SDE-Attention: Latent Attention in SDE-RNNs for Irregularly Sampled Time Series with Missing Data
This addresses a common issue in healthcare and sensor networks, offering incremental improvements in handling missing data in time series analysis.
The paper tackled the problem of irregularly sampled time series with missing data by introducing SDE-Attention, a family of SDE-RNNs with latent attention mechanisms, resulting in improved accuracy over baselines, such as gains of up to 10 percentage points on univariate datasets under high missingness.

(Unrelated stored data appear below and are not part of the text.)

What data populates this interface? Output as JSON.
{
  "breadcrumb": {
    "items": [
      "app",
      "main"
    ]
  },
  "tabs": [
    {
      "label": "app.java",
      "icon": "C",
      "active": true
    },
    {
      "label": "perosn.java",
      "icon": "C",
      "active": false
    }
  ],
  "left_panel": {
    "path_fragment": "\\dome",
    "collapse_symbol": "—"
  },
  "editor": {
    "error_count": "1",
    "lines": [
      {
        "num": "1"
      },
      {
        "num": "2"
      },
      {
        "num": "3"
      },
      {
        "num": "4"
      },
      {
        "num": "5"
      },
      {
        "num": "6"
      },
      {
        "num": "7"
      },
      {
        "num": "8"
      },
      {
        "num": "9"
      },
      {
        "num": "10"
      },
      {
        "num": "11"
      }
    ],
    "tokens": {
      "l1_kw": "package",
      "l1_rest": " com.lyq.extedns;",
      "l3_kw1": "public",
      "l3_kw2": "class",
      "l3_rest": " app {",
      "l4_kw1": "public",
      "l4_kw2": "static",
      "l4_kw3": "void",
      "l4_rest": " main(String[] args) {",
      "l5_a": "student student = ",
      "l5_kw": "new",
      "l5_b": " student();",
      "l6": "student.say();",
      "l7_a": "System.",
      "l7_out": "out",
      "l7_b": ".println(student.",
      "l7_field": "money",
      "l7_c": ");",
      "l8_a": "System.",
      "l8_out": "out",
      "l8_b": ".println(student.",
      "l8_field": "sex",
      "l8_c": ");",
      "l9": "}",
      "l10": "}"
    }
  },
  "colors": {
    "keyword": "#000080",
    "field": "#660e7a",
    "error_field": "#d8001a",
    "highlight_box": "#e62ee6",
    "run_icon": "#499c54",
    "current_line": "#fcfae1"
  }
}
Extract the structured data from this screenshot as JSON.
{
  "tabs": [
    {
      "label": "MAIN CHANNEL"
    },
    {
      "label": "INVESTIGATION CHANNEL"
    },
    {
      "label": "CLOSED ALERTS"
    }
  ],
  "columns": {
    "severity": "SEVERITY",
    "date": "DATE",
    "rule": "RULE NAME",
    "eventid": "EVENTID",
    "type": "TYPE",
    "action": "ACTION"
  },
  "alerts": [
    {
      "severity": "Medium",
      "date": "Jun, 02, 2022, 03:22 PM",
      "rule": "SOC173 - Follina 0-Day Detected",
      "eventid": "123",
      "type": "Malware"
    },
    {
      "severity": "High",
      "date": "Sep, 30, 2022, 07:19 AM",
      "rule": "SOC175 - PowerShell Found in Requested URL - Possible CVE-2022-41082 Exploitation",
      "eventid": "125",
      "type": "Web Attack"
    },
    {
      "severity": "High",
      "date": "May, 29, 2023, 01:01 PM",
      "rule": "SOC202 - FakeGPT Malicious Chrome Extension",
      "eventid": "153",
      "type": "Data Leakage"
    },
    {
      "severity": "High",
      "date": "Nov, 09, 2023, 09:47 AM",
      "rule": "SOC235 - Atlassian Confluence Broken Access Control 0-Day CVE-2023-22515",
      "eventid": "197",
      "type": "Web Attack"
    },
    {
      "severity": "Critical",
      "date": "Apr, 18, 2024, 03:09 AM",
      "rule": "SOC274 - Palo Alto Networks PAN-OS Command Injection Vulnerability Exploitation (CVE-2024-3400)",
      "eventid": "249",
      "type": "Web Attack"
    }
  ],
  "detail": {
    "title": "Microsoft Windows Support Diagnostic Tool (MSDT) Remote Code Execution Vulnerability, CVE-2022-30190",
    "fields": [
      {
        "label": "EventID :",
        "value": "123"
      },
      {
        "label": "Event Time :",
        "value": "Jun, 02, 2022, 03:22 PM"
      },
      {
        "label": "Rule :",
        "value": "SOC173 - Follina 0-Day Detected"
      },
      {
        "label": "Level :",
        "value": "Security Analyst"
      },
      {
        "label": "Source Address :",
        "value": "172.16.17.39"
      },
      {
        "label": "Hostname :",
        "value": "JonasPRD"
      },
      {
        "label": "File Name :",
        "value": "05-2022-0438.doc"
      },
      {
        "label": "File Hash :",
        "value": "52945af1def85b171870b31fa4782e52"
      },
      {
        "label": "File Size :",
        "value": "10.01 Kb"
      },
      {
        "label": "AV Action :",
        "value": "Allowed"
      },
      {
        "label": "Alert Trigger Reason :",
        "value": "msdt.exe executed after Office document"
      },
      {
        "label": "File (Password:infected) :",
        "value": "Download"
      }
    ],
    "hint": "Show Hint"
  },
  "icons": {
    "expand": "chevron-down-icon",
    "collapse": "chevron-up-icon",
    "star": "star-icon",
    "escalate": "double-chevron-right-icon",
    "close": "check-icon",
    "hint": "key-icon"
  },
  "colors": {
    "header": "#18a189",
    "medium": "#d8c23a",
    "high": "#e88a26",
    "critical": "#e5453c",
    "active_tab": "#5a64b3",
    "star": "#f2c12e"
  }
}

Irregularly sampled time series with substantial missing observations are common in healthcare and sensor networks. We introduce SDE-Attention, a family of SDE-RNNs equipped with channel-level attention on the latent pre-RNN state, including channel recalibration, time-varying feature attention, and pyramidal multi-scale self-attention. We therefore conduct a comparison on a synthetic periodic dataset and real-world benchmarks, under varying missing rate. Latent-space attention consistently improves over a vanilla SDE-RNN. On the univariate UCR datasets, the LSTM-based time-varying feature model SDE-TVF-L achieves the highest average accuracy, raising mean performance by approximately 4, 6, and 10 percentage points over the baseline at 30%, 60% and 90% missingness, respectively (averaged across datasets). On multivariate UEA benchmarks, attention-augmented models again outperform the backbone, with SDE-TVF-L yielding up to a 7% gain in mean accuracy under high missingness. Among the proposed mechanisms, time-varying feature attention is the most robust on univariate datasets. On multivariate datasets, different attention types excel on different tasks, showing that SDE-Attention can be flexibly adapted to the structure of each problem.